On the more serious side, there's her reaction to the death of Jimi Hendrix and the split of The Beatles. Judging by the attention she gives The Police in this book, she obviously regards them as those most likely to succeed in the way that The Beatles did almost fifteen years ago. I think she's on a safe bet, there, but the excess of adulation and lack of criticism is somewhat wearisome. Still, I don't suppose that it's really on to accompany a group like Sting & Co. on their world tour and then bite the hand that fed you.
Disregarding any musical comparisons between The Beatles and The Police, one aspect of The Beatles experience that would be hard to envisage today was their short-lived excursion into egalitarianism, the ill-fated Apple Corp. Ltd, an organisation which one commentator saw as a real-life magical mystery tour.
As Anne Nightingale says, "Apple wasn't a place, it was an experience. I believe they really intended it to work like a dream factory. Their dreams had worked — they were the four most famous people in the world — so why not help other people achieve their ambitions?" The early Seventies saw the collapse of the Apple empire in a cloud of lawsuits, and Anne Nightingale moved from the Sunday Splash side of journalism to the respectable slot of a Sunday request show at the Beeb (no causal connection implied).
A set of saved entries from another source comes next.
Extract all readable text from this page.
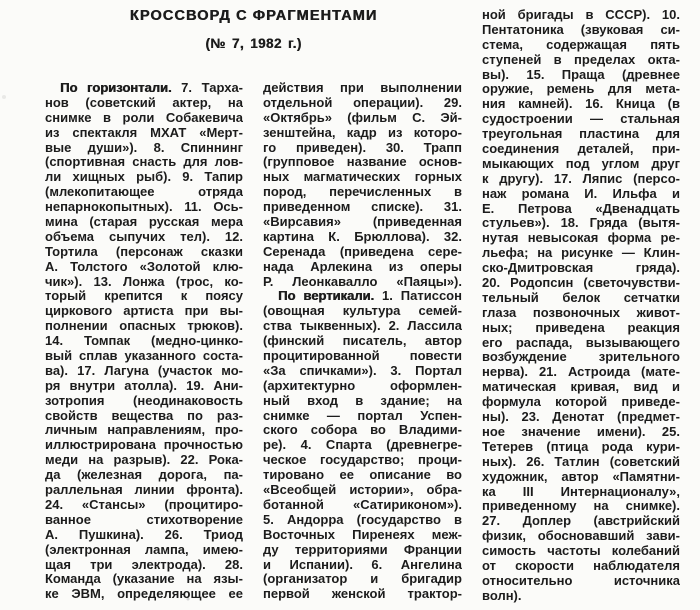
КРОССВОРД С ФРАГМЕНТАМИ
(№ 7, 1982 г.)
По горизонтали. 7. Тарха-
нов (советский актер, на
снимке в роли Собакевича
из спектакля МХАТ «Мерт-
вые души»). 8. Спиннинг
(спортивная снасть для лов-
ли хищных рыб). 9. Тапир
(млекопитающее отряда
непарнокопытных). 11. Ось-
мина (старая русская мера
объема сыпучих тел). 12.
Тортила (персонаж сказки
А. Толстого «Золотой клю-
чик»). 13. Лонжа (трос, ко-
торый крепится к поясу
циркового артиста при вы-
полнении опасных трюков).
14. Томпак (медно-цинко-
вый сплав указанного соста-
ва). 17. Лагуна (участок мо-
ря внутри атолла). 19. Ани-
зотропия (неодинаковость
свойств вещества по раз-
личным направлениям, про-
иллюстрирована прочностью
меди на разрыв). 22. Рока-
да (железная дорога, па-
раллельная линии фронта).
24. «Стансы» (процитиро-
ванное стихотворение
А. Пушкина). 26. Триод
(электронная лампа, имею-
щая три электрода). 28.
Команда (указание на язы-
ке ЭВМ, определяющее ее
действия при выполнении
отдельной операции). 29.
«Октябрь» (фильм С. Эй-
зенштейна, кадр из которо-
го приведен). 30. Трапп
(групповое название основ-
ных магматических горных
пород, перечисленных в
приведенном списке). 31.
«Вирсавия» (приведенная
картина К. Брюллова). 32.
Серенада (приведена сере-
нада Арлекина из оперы
Р. Леонкавалло «Паяцы»).
По вертикали. 1. Патиссон
(овощная культура семей-
ства тыквенных). 2. Лассила
(финский писатель, автор
процитированной повести
«За спичками»). 3. Портал
(архитектурно оформлен-
ный вход в здание; на
снимке — портал Успен-
ского собора во Владими-
ре). 4. Спарта (древнегре-
ческое государство; проци-
тировано ее описание во
«Всеобщей истории», обра-
ботанной «Сатириконом»).
5. Андорра (государство в
Восточных Пиренеях меж-
ду территориями Франции
и Испании). 6. Ангелина
(организатор и бригадир
первой женской трактор-
ной бригады в СССР). 10.
Пентатоника (звуковая си-
стема, содержащая пять
ступеней в пределах окта-
вы). 15. Праща (древнее
оружие, ремень для мета-
ния камней). 16. Кница (в
судостроении — стальная
треугольная пластина для
соединения деталей, при-
мыкающих под углом друг
к другу). 17. Ляпис (персо-
наж романа И. Ильфа и
Е. Петрова «Двенадцать
стульев»). 18. Гряда (вытя-
нутая невысокая форма ре-
льефа; на рисунке — Клин-
ско-Дмитровская гряда).
20. Родопсин (светочувстви-
тельный белок сетчатки
глаза позвоночных живот-
ных; приведена реакция
его распада, вызывающего
возбуждение зрительного
нерва). 21. Астроида (мате-
матическая кривая, вид и
формула которой приведе-
ны). 23. Денотат (предмет-
ное значение имени). 25.
Тетерев (птица рода кури-
ных). 26. Татлин (советский
художник, автор «Памятни-
ка III Интернационалу»,
приведенному на снимке).
27. Доплер (австрийский
физик, обосновавший зави-
симость частоты колебаний
от скорости наблюдателя
относительно источника
волн).
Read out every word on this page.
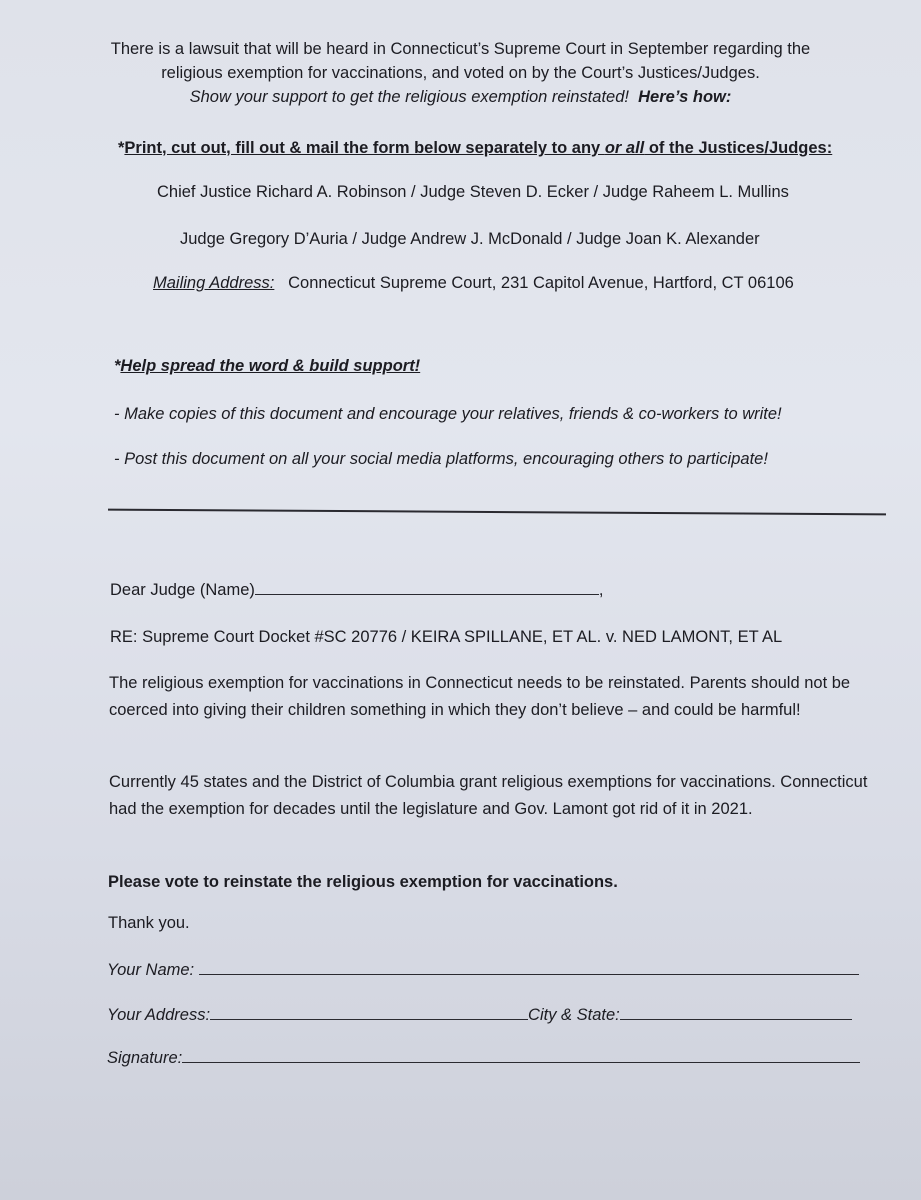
There is a lawsuit that will be heard in Connecticut’s Supreme Court in September regarding the
religious exemption for vaccinations, and voted on by the Court’s Justices/Judges.
Show your support to get the religious exemption reinstated! Here’s how:
*Print, cut out, fill out & mail the form below separately to any or all of the Justices/Judges:
Chief Justice Richard A. Robinson / Judge Steven D. Ecker / Judge Raheem L. Mullins
Judge Gregory D’Auria / Judge Andrew J. McDonald / Judge Joan K. Alexander
Mailing Address: Connecticut Supreme Court, 231 Capitol Avenue, Hartford, CT 06106
*Help spread the word & build support!
- Make copies of this document and encourage your relatives, friends & co-workers to write!
- Post this document on all your social media platforms, encouraging others to participate!
Dear Judge (Name)	,
RE: Supreme Court Docket #SC 20776 / KEIRA SPILLANE, ET AL. v. NED LAMONT, ET AL
The religious exemption for vaccinations in Connecticut needs to be reinstated. Parents should not be coerced into giving their children something in which they don’t believe – and could be harmful!
Currently 45 states and the District of Columbia grant religious exemptions for vaccinations. Connecticut had the exemption for decades until the legislature and Gov. Lamont got rid of it in 2021.
Please vote to reinstate the religious exemption for vaccinations.
Thank you.
Your Name:
Your Address:	City & State:
Signature:
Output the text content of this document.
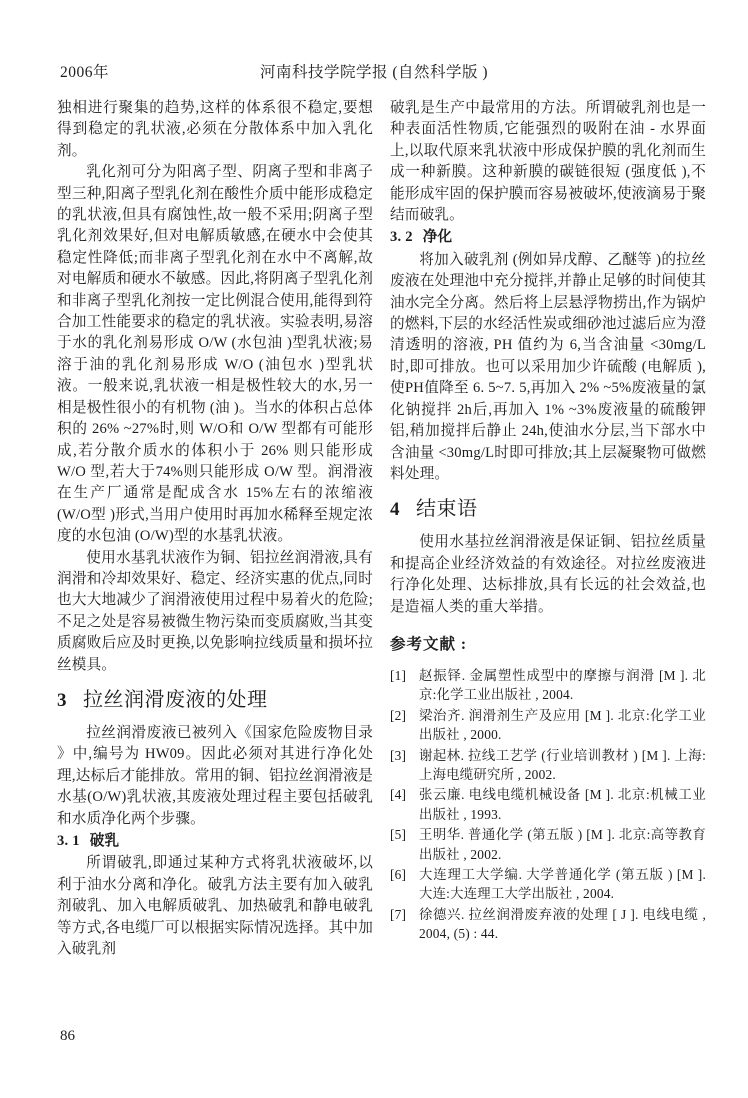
2006年	河南科技学院学报 (自然科学版 )

独相进行聚集的趋势,这样的体系很不稳定,要想得到稳定的乳状液,必须在分散体系中加入乳化剂。

乳化剂可分为阳离子型、阴离子型和非离子型三种,阳离子型乳化剂在酸性介质中能形成稳定的乳状液,但具有腐蚀性,故一般不采用;阴离子型乳化剂效果好,但对电解质敏感,在硬水中会使其稳定性降低;而非离子型乳化剂在水中不离解,故对电解质和硬水不敏感。因此,将阴离子型乳化剂和非离子型乳化剂按一定比例混合使用,能得到符合加工性能要求的稳定的乳状液。实验表明,易溶于水的乳化剂易形成 O/W (水包油 )型乳状液;易溶于油的乳化剂易形成 W/O (油包水 )型乳状液。一般来说,乳状液一相是极性较大的水,另一相是极性很小的有机物 (油 )。当水的体积占总体积的 26% ~27%时,则 W/O和 O/W 型都有可能形成,若分散介质水的体积小于 26% 则只能形成 W/O 型,若大于74%则只能形成 O/W 型。润滑液在生产厂通常是配成含水 15%左右的浓缩液 (W/O型 )形式,当用户使用时再加水稀释至规定浓度的水包油 (O/W)型的水基乳状液。

使用水基乳状液作为铜、铝拉丝润滑液,具有润滑和冷却效果好、稳定、经济实惠的优点,同时也大大地减少了润滑液使用过程中易着火的危险;不足之处是容易被微生物污染而变质腐败,当其变质腐败后应及时更换,以免影响拉线质量和损坏拉丝模具。

3 拉丝润滑废液的处理

拉丝润滑废液已被列入《国家危险废物目录 》中,编号为 HW09。因此必须对其进行净化处理,达标后才能排放。常用的铜、铝拉丝润滑液是水基(O/W)乳状液,其废液处理过程主要包括破乳和水质净化两个步骤。

3. 1 破乳

所谓破乳,即通过某种方式将乳状液破坏,以利于油水分离和净化。破乳方法主要有加入破乳剂破乳、加入电解质破乳、加热破乳和静电破乳等方式,各电缆厂可以根据实际情况选择。其中加入破乳剂

破乳是生产中最常用的方法。所谓破乳剂也是一种表面活性物质,它能强烈的吸附在油 - 水界面上,以取代原来乳状液中形成保护膜的乳化剂而生成一种新膜。这种新膜的碳链很短 (强度低 ),不能形成牢固的保护膜而容易被破坏,使液滴易于聚结而破乳。

3. 2 净化

将加入破乳剂 (例如异戊醇、乙醚等 )的拉丝废液在处理池中充分搅拌,并静止足够的时间使其油水完全分离。然后将上层悬浮物捞出,作为锅炉的燃料,下层的水经活性炭或细砂池过滤后应为澄清透明的溶液, PH 值约为 6,当含油量 <30mg/L时,即可排放。也可以采用加少许硫酸 (电解质 ),使PH值降至 6. 5~7. 5,再加入 2% ~5%废液量的氯化钠搅拌 2h后,再加入 1% ~3%废液量的硫酸钾铝,稍加搅拌后静止 24h,使油水分层,当下部水中含油量 <30mg/L时即可排放;其上层凝聚物可做燃料处理。

4 结束语

使用水基拉丝润滑液是保证铜、铝拉丝质量和提高企业经济效益的有效途径。对拉丝废液进行净化处理、达标排放,具有长远的社会效益,也是造福人类的重大举措。

参考文献 :
[1] 赵振铎. 金属塑性成型中的摩擦与润滑 [M ]. 北京:化学工业出版社 , 2004.
[2] 梁治齐. 润滑剂生产及应用 [M ]. 北京:化学工业出版社 , 2000.
[3] 谢起林. 拉线工艺学 (行业培训教材 ) [M ]. 上海:上海电缆研究所 , 2002.
[4] 张云廉. 电线电缆机械设备 [M ]. 北京:机械工业出版社 , 1993.
[5] 王明华. 普通化学 (第五版 ) [M ]. 北京:高等教育出版社 , 2002.
[6] 大连理工大学编. 大学普通化学 (第五版 ) [M ]. 大连:大连理工大学出版社 , 2004.
[7] 徐德兴. 拉丝润滑废弃液的处理 [ J ]. 电线电缆 , 2004, (5) : 44.
86
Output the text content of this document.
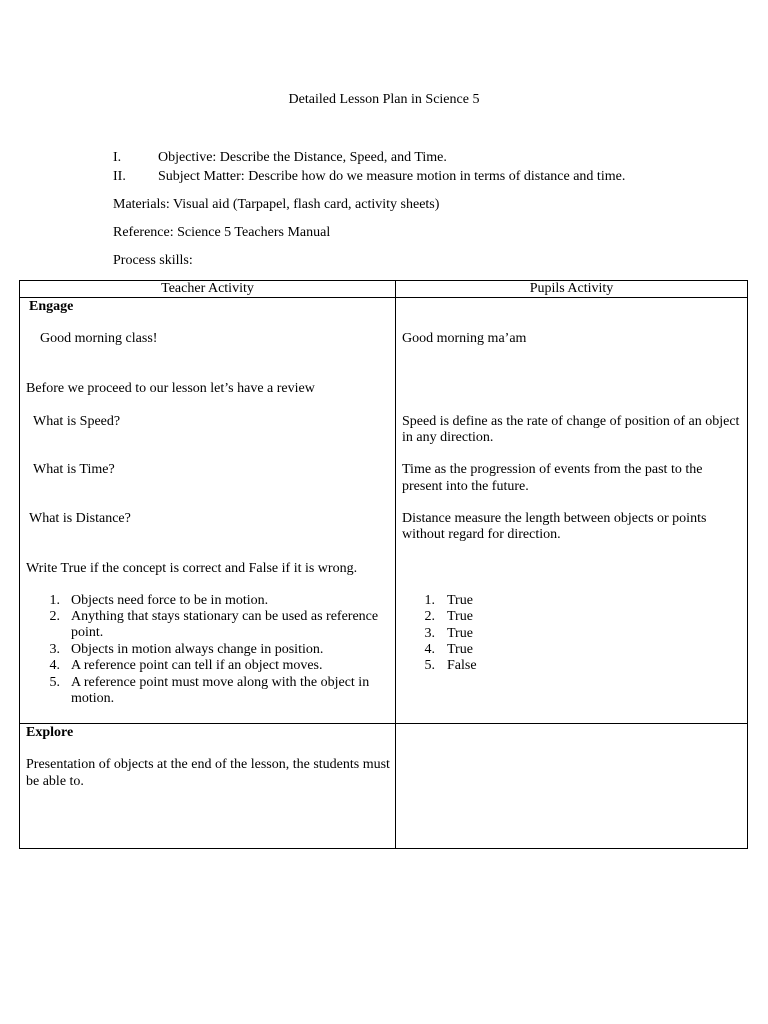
Detailed Lesson Plan in Science 5
I.	Objective: Describe the Distance, Speed, and Time.
II. Subject Matter: Describe how do we measure motion in terms of distance and time.
Materials: Visual aid (Tarpapel, flash card, activity sheets)
Reference: Science 5 Teachers Manual
Process skills:
Teacher Activity	Pupils Activity
Engage
Good morning class!
Before we proceed to our lesson let’s have a review
What is Speed?
What is Time?
What is Distance?
Write True if the concept is correct and False if it is wrong.
1. Objects need force to be in motion.
2. Anything that stays stationary can be used as reference
point.
3. Objects in motion always change in position.
4. A reference point can tell if an object moves.
5. A reference point must move along with the object in
motion.
Good morning ma’am
Speed is define as the rate of change of position of an object
in any direction.
Time as the progression of events from the past to the
present into the future.
Distance measure the length between objects or points
without regard for direction.
1. True
2. True
3. True
4. True
5. False
Explore
Presentation of objects at the end of the lesson, the students must
be able to.
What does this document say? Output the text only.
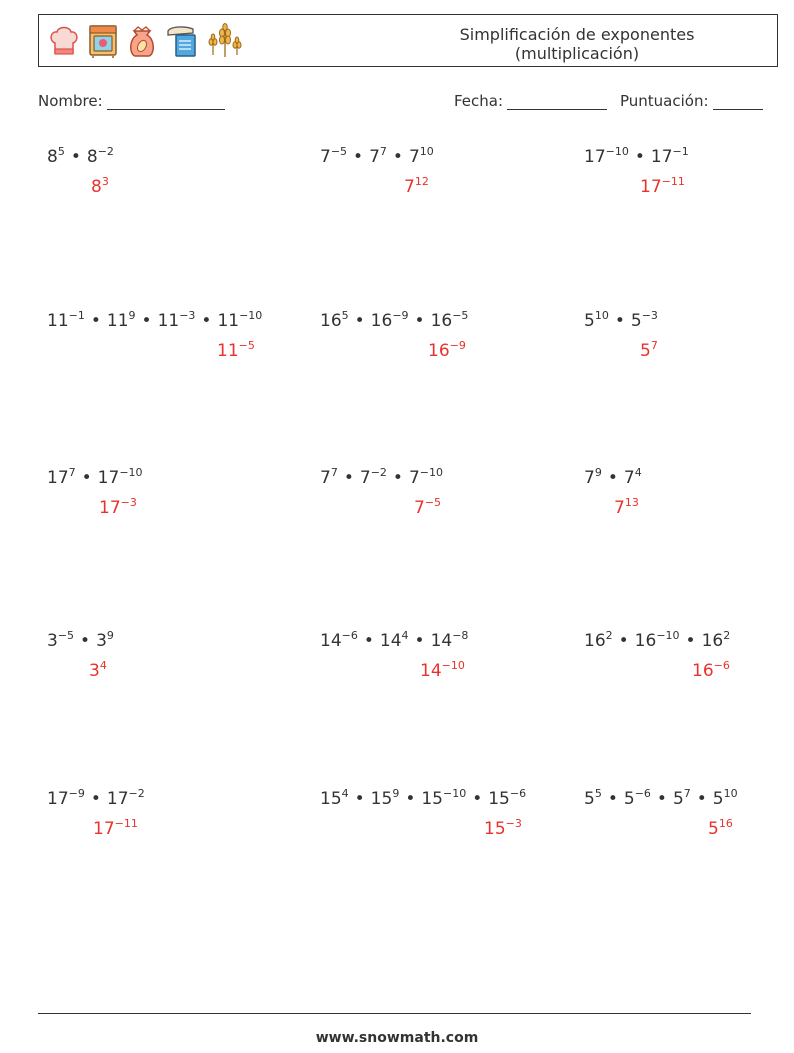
Simplificación de exponentes
(multiplicación)
Nombre:	Fecha:	Puntuación:
$8^5$ • $8^{-2}$
$8^3$
$7^{-5}$ • $7^7$ • $7^{10}$
$7^{12}$
$17^{-10}$ • $17^{-1}$
$17^{-11}$
$11^{-1}$ • $11^9$ • $11^{-3}$ • $11^{-10}$
$11^{-5}$
$16^5$ • $16^{-9}$ • $16^{-5}$
$16^{-9}$
$5^{10}$ • $5^{-3}$
$5^7$
$17^7$ • $17^{-10}$
$17^{-3}$
$7^7$ • $7^{-2}$ • $7^{-10}$
$7^{-5}$
$7^9$ • $7^4$
$7^{13}$
$3^{-5}$ • $3^9$
$3^4$
$14^{-6}$ • $14^4$ • $14^{-8}$
$14^{-10}$
$16^2$ • $16^{-10}$ • $16^2$
$16^{-6}$
$17^{-9}$ • $17^{-2}$
$17^{-11}$
$15^4$ • $15^9$ • $15^{-10}$ • $15^{-6}$
$15^{-3}$
$5^5$ • $5^{-6}$ • $5^7$ • $5^{10}$
$5^{16}$
www.snowmath.com
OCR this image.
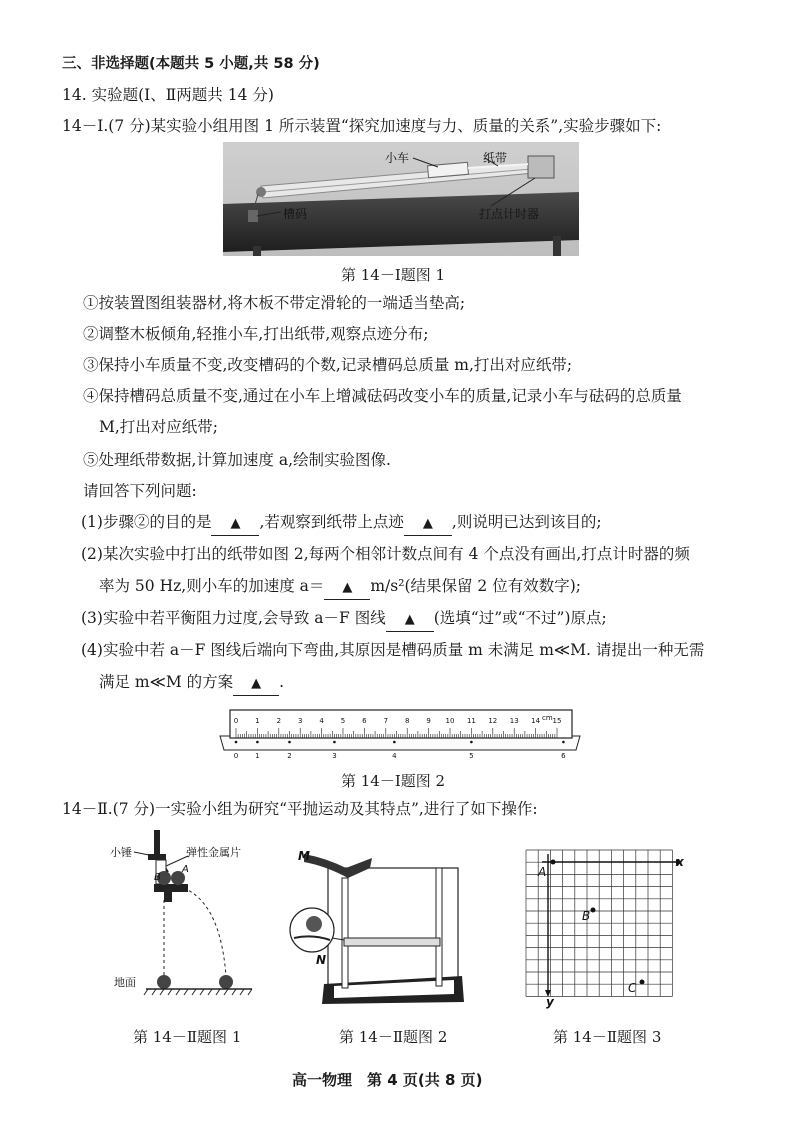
三、非选择题(本题共 5 小题,共 58 分)
14. 实验题(Ⅰ、Ⅱ两题共 14 分)
14－Ⅰ.(7 分)某实验小组用图 1 所示装置“探究加速度与力、质量的关系”,实验步骤如下:
小车	纸带
槽码	打点计时器
第 14－Ⅰ题图 1
①按装置图组装器材,将木板不带定滑轮的一端适当垫高;
②调整木板倾角,轻推小车,打出纸带,观察点迹分布;
③保持小车质量不变,改变槽码的个数,记录槽码总质量 m,打出对应纸带;
④保持槽码总质量不变,通过在小车上增减砝码改变小车的质量,记录小车与砝码的总质量
M,打出对应纸带;
⑤处理纸带数据,计算加速度 a,绘制实验图像.
请回答下列问题:
(1)步骤②的目的是 ▲ ,若观察到纸带上点迹 ▲ ,则说明已达到该目的;
(2)某次实验中打出的纸带如图 2,每两个相邻计数点间有 4 个点没有画出,打点计时器的频
率为 50 Hz,则小车的加速度 a＝ ▲ m/s²(结果保留 2 位有效数字);
(3)实验中若平衡阻力过度,会导致 a－F 图线 ▲ (选填“过”或“不过”)原点;
(4)实验中若 a－F 图线后端向下弯曲,其原因是槽码质量 m 未满足 m≪M. 请提出一种无需
满足 m≪M 的方案 ▲ .
cm
0 1 2 3 4 5 6 7 8 9 10 11 12 13 14 15
0 1	2	3	4	5	6
第 14－Ⅰ题图 2
14－Ⅱ.(7 分)一实验小组为研究“平抛运动及其特点”,进行了如下操作:
小锤	弹性金属片
B
A
地面
M
N
x
y
A
B
C
第 14－Ⅱ题图 1	第 14－Ⅱ题图 2	第 14－Ⅱ题图 3
高一物理　第 4 页(共 8 页)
In her time in the corridors of power at Radio 1, she made life difficult for herself on more than one occasion: there was the time when she bet Joe Strummer of The Clash a Cadillac that 'London Calling' would make the Top Ten (he won); and there was the slight contretemps between the airwaves and some frightfully naughty words as a result of her playing the track 'Star Star' from an album by The Rolling Stones.
All this seems tame in comparison to the antics of Keith Moon, The Who's indefatigable drummer, which she recounts with relish: "Another of Moon's combination stunts required someone to dress up as a vicar and stand at a crowded bus stop. Then he'd drive up in the car, jump out and mug the vicar, and pull him into the car and drive off." Très amusant, as she would say. I enjoyed this book. It's hardly a reference book to past decades of rock music, and it is full of the sort of hyperbole that only rock journalists seem to be able to get away with, but it is fun, and who's complaining about that?